Voloshyn urged residents to keep calm, saying that Russia was waging a propaganda campaign aiming to create panic alongside its military assault.
"The population should remain calm... the defense forces are holding (the lines); the situation is under control," the spokesperson said.
More than two years after its invasion, Russia has gained the advantage on the battlefield, opening a new front as Ukraine faces shortages of personnel, along with stocks of artillery shells and air defenses.
In a statement earlier Saturday, Zelenskyy urged Kyiv's Western allies to expedite the supply of weapons they had pledged.
"It is important that partners support our soldiers and Ukrainian stability with timely supplies. Really timely. The package that really helps is the weapons brought to Ukraine, not just the ones announced," he said.
The United States announced a fresh $400 million military aid package of weapons and equipment for Ukraine as Ukrainian forces try to repel an intensified Russian armored ground offensive near Kharkiv, White House national security council spokesperson John Kirby said.
The State Department said in a statement the emergency military package contains urgently needed capabilities, such as additional air defense munitions for Patriot and National Advanced Surface-to-Air Missile Systems; Stinger anti-aircraft missiles and more.
The package by the Presidential Drawdown Authority allows the U.S. president to transfer munitions and services from the Pentagon’s U.S. stockpile without the U.S. administration needing to receive congressional approval.

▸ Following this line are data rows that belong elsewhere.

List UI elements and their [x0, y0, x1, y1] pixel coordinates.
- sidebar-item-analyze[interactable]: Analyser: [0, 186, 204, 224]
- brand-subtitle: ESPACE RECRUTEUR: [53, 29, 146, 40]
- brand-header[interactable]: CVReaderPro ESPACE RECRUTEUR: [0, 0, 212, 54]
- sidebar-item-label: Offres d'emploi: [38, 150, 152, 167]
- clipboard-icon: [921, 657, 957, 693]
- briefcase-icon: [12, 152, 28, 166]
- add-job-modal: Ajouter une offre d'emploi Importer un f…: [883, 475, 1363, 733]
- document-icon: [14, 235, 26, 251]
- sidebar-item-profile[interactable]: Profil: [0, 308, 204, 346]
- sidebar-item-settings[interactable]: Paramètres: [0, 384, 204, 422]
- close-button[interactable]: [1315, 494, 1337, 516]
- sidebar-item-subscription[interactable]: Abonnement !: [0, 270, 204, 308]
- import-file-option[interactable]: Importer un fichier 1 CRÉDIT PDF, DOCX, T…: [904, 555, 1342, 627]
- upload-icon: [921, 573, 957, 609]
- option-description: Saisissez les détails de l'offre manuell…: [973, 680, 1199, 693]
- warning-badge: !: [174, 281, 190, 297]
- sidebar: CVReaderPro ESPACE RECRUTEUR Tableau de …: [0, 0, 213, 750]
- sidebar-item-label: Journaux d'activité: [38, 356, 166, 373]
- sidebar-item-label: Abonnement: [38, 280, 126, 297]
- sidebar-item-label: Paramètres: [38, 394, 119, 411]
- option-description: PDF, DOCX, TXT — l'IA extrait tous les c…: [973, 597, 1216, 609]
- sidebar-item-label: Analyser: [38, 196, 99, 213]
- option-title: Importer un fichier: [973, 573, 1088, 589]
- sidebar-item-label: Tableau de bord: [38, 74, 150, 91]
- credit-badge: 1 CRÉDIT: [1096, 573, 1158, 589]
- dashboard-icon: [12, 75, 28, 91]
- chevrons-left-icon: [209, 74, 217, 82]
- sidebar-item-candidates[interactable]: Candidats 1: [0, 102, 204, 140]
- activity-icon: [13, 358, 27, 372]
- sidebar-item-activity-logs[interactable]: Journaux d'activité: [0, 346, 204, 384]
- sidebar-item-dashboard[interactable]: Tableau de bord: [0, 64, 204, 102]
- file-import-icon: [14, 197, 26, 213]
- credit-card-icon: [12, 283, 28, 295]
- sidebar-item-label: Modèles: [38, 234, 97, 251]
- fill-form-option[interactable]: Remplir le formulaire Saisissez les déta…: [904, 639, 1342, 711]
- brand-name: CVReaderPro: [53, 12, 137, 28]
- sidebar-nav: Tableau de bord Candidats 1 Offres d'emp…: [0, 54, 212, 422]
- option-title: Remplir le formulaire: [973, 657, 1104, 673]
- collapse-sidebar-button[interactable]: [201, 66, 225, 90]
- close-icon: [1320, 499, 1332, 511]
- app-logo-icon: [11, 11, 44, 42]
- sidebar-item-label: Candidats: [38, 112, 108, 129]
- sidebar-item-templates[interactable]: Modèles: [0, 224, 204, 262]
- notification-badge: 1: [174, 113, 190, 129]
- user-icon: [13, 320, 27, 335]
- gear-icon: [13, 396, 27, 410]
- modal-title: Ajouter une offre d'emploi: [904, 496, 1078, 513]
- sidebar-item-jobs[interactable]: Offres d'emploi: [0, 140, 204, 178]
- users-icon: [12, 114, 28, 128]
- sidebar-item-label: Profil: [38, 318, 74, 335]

This is the third tranche of emergency military aid for Ukraine since Congress passed a $95 billion aid bill, with $60.8 billion of that amount going to Ukraine.
Russia's Belgorod struck
On the other side of the border, in Russia’s Belgorod region, a Ukrainian Tochka-U missile struck a "residential district" in the city.
Nine people were killed when the apartment building collapsed, according to local officials.

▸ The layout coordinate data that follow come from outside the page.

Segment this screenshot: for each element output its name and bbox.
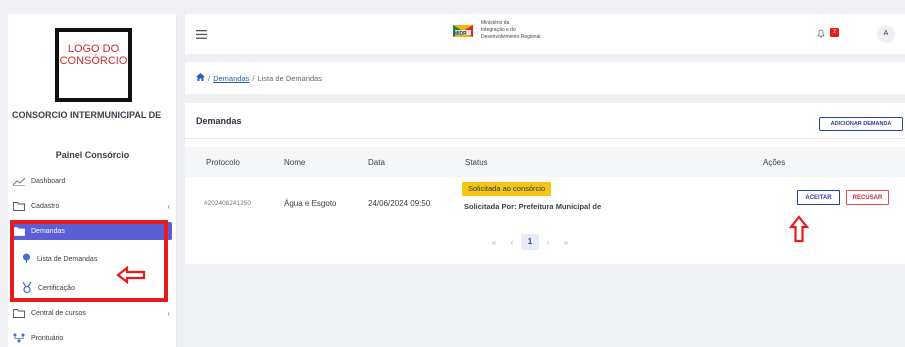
bell-icon[interactable] <box>817 29 825 40</box>
sidebar-item-dashboard[interactable]: Dashboard <box>12 172 172 190</box>
pager-prev-button[interactable]: ‹ <box>503 238 521 247</box>
notification-badge[interactable]: 2 <box>830 28 839 37</box>
breadcrumb-separator: / <box>252 73 255 83</box>
add-demand-button[interactable]: ADICIONAR DEMANDA <box>819 117 903 131</box>
col-protocolo: Protocolo <box>206 157 240 167</box>
card-header: Demandas ADICIONAR DEMANDA <box>185 103 905 139</box>
sidebar-item-label: Central de cursos <box>31 309 86 317</box>
reject-button[interactable]: RECUSAR <box>846 190 889 205</box>
breadcrumb-link-demandas[interactable]: Demandas <box>213 74 249 83</box>
app-root: LOGO DO CONSÓRCIO CONSORCIO INTERMUNICIP… <box>0 0 905 347</box>
cell-data: 24/06/2024 09:50 <box>368 199 431 208</box>
breadcrumb-separator: / <box>208 73 211 83</box>
avatar[interactable]: A <box>877 25 895 43</box>
pagination: « ‹ 1 › » <box>485 234 575 250</box>
sidebar-item-label: Cadastro <box>31 202 60 210</box>
logo-text: LOGO DO CONSÓRCIO <box>59 43 128 67</box>
pager-first-button[interactable]: « <box>485 238 503 247</box>
col-data: Data <box>368 157 385 167</box>
midr-flag-icon: MIDR <box>453 21 473 41</box>
sidebar-item-label: Dashboard <box>31 177 66 185</box>
folder-icon <box>12 201 25 211</box>
org-name: CONSORCIO INTERMUNICIPAL DE <box>12 110 162 120</box>
chevron-left-icon: ‹ <box>167 201 170 211</box>
col-acoes: Ações <box>763 157 786 167</box>
chart-line-icon <box>12 176 25 186</box>
hamburger-menu-icon[interactable] <box>196 28 207 42</box>
sidebar-item-label: Prontuário <box>31 334 64 342</box>
top-bar: MIDR Ministério da Integração e do Desen… <box>185 14 905 54</box>
col-nome: Nome <box>284 157 306 167</box>
card-title: Demandas <box>196 116 242 126</box>
status-badge: Solicitada ao consórcio <box>462 182 552 196</box>
chevron-left-icon: ‹ <box>167 308 170 318</box>
arrow-up-icon <box>789 215 809 243</box>
pager-page-1[interactable]: 1 <box>521 234 539 250</box>
arrow-left-icon <box>116 266 146 284</box>
demandas-card: Demandas ADICIONAR DEMANDA Protocolo Nom… <box>185 103 905 264</box>
folder-icon <box>12 308 25 318</box>
sidebar: LOGO DO CONSÓRCIO CONSORCIO INTERMUNICIP… <box>8 14 177 347</box>
pager-next-button[interactable]: › <box>539 238 557 247</box>
sidebar-item-cadastro[interactable]: Cadastro ‹ <box>12 197 172 215</box>
pager-last-button[interactable]: » <box>557 238 575 247</box>
cell-nome: Água e Esgoto <box>284 199 337 208</box>
network-icon <box>12 333 25 343</box>
sidebar-item-prontuario[interactable]: Prontuário <box>12 329 172 347</box>
sidebar-item-central-cursos[interactable]: Central de cursos ‹ <box>12 304 172 322</box>
highlight-frame <box>10 220 168 302</box>
cell-protocolo: #202406241250 <box>204 200 251 207</box>
home-icon[interactable] <box>196 73 205 83</box>
accept-button[interactable]: ACEITAR <box>797 190 840 205</box>
breadcrumb: / Demandas / Lista de Demandas <box>185 62 905 94</box>
consortium-logo: LOGO DO CONSÓRCIO <box>55 28 132 102</box>
gov-name: Ministério da Integração e do Desenvolvi… <box>481 20 541 40</box>
panel-title: Painel Consórcio <box>55 150 130 160</box>
gov-logo: MIDR Ministério da Integração e do Desen… <box>453 20 540 41</box>
gov-abbr: MIDR <box>454 30 467 37</box>
col-status: Status <box>465 157 488 167</box>
status-requested-by: Solicitada Por: Prefeitura Municipal de <box>464 202 602 211</box>
breadcrumb-current: Lista de Demandas <box>257 73 323 83</box>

"In total, five bodies have been taken out of the rubble," Russia's emergency situations ministry said on social media Sunday.
Emergency services were quoted by the TASS news agency as saying that 20 people were also injured.
Kremlin spokesperson Dmitry Peskov called the attack "barbaric,” the TASS news agency reported.
Kyiv made no comment. Its forces have intensified attacks recently on Belgorod in its effort to free all its territory from Russian control.
In response to Ukrainian attacks on Belgorod, Russian President Vladimir Putin suggested in March that Moscow could try to establish a buffer zone inside Ukrainian territory.
Some information for this report came from Reuters, The Associated Press and Agence France-Presse.